There’s no need to fear the dart frogs, however. Their skin isn’t poisonous, because they haven’t dined on the Amazon ants that make touching them dangerous.

The for-profit center doesn’t buy or sell any animals or equipment. Hall said the mission is educational. “It’s about teaching kids about these wonderful animals,” he said.

The center has no shortage of interesting animals. There’s an octopus that can twist off the cap of a glass jar to get to the shrimp inside. Like a mood ring, the octopus turns purple when frustrated or red when angry.

There’s a sea mouse, which is really a worm. There are seahorses, pipefish, a cownose ray, toadfish, skates, hogchokers, winter and summer flounder, and a rare calico lobster. There’s a Reptile Corner and an in-the-works commercial fishing exhibit.

A 7-pound black drum swims alone in a tank. Hall found the fish seven years ago while scuba diving off Newport. The juvenile fish, only a few inches long, was trapped in a piece of PVC piping. “I saw this piece of PVC pipe spinning around,” said Hall, as he did a swirling motion with his index finger on his right hand. “The fish was stuck inside. He couldn’t get out.”

Hall couldn’t free the fish underwater, so he brought the trapped fish back to Biomes and cut the pipe just inches from the black drum’s nose. Scales and fins had been ripped off during its frantic struggle in the piece of PVC.

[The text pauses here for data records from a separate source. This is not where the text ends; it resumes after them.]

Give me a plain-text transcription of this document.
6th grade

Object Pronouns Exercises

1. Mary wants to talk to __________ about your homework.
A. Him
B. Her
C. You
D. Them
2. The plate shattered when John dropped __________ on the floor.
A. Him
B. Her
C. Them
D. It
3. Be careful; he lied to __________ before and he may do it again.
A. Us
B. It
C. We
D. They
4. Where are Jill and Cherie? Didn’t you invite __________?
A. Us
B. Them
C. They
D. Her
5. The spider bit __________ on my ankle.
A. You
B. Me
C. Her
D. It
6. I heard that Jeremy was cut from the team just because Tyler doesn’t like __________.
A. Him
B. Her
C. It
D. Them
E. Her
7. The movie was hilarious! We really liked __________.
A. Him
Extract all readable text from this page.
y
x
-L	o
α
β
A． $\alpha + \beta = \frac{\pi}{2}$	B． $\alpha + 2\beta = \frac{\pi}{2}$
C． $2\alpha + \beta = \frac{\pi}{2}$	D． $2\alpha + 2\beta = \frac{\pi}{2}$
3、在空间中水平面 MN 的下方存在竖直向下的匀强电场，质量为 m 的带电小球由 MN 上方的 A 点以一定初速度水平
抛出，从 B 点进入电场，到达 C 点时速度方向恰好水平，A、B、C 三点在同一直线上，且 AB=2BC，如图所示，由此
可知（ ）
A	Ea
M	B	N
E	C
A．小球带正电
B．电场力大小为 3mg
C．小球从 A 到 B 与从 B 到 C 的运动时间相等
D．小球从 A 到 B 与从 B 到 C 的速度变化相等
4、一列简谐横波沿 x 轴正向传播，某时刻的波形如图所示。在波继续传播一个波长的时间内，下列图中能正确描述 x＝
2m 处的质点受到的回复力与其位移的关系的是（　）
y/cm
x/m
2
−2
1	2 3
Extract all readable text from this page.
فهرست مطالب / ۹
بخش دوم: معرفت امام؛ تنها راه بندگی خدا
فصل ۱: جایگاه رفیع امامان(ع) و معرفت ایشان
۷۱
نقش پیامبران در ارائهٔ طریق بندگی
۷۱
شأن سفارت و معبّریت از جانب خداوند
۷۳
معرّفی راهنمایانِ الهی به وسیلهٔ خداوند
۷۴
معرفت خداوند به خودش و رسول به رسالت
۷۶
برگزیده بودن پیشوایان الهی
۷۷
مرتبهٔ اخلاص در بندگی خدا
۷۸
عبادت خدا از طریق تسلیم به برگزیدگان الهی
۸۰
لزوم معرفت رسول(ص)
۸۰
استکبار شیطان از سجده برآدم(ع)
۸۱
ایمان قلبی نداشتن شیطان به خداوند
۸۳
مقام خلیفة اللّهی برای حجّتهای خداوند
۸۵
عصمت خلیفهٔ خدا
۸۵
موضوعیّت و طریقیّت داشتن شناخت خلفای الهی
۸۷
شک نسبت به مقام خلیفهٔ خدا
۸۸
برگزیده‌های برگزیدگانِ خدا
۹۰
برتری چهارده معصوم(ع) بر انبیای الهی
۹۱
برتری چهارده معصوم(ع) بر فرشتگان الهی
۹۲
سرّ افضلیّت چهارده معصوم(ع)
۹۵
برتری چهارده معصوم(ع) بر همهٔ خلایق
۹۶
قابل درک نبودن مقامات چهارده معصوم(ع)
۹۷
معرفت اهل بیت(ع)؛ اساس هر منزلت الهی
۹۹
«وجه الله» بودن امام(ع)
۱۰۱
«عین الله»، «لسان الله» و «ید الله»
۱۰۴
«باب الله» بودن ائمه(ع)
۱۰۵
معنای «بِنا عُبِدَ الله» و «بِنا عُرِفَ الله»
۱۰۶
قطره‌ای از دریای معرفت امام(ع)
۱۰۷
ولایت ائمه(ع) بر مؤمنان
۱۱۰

Black drums can live 40-50 years and grow to weigh 100 pounds, according to Hall.

The center’s most popular exhibit is the Shark Petting Tank, which features dogfish sharks that local commercial fishermen have caught by accident. Just make sure to pet these docile creatures behind the eyes, or they will dart away. Commercial fishermen also have supplied the center with a small collection of catsharks.

The Doughnut Tank — a blue circle of fiberglass that Hall found in the woods behind the University of Rhode Island in what he called an “equipment graveyard” — houses a pair of striped sea robins that constantly swim around the exhibit, often with their pectoral finsopening and closing like a bird’s wings in flight. Hence the name.

“Sea robins don’t like being penned up in a tank,” Hall said. “They like to keep moving.”

Sand from 30 Rhode Island beaches fills the bottom of most of the tanks. An information sheet at each tank tells visitors from what Ocean State beach the exhibit’s sand is from. 

Most of the sand was collected by Facebook followers, who saw a post requesting sand and left buckets of labeled sand at the center’s front door, including a bucket from a Block Island beach. “I think I only collected three beaches myself,” Hall said. “The community support we have received has been tremendous.”

The Biomes Marine Biology Center is open to the public Sundays from 10 a.m.-5 p.m., and Monday through Friday from noon-5 p.m. The center is reserved Saturdays for private parties.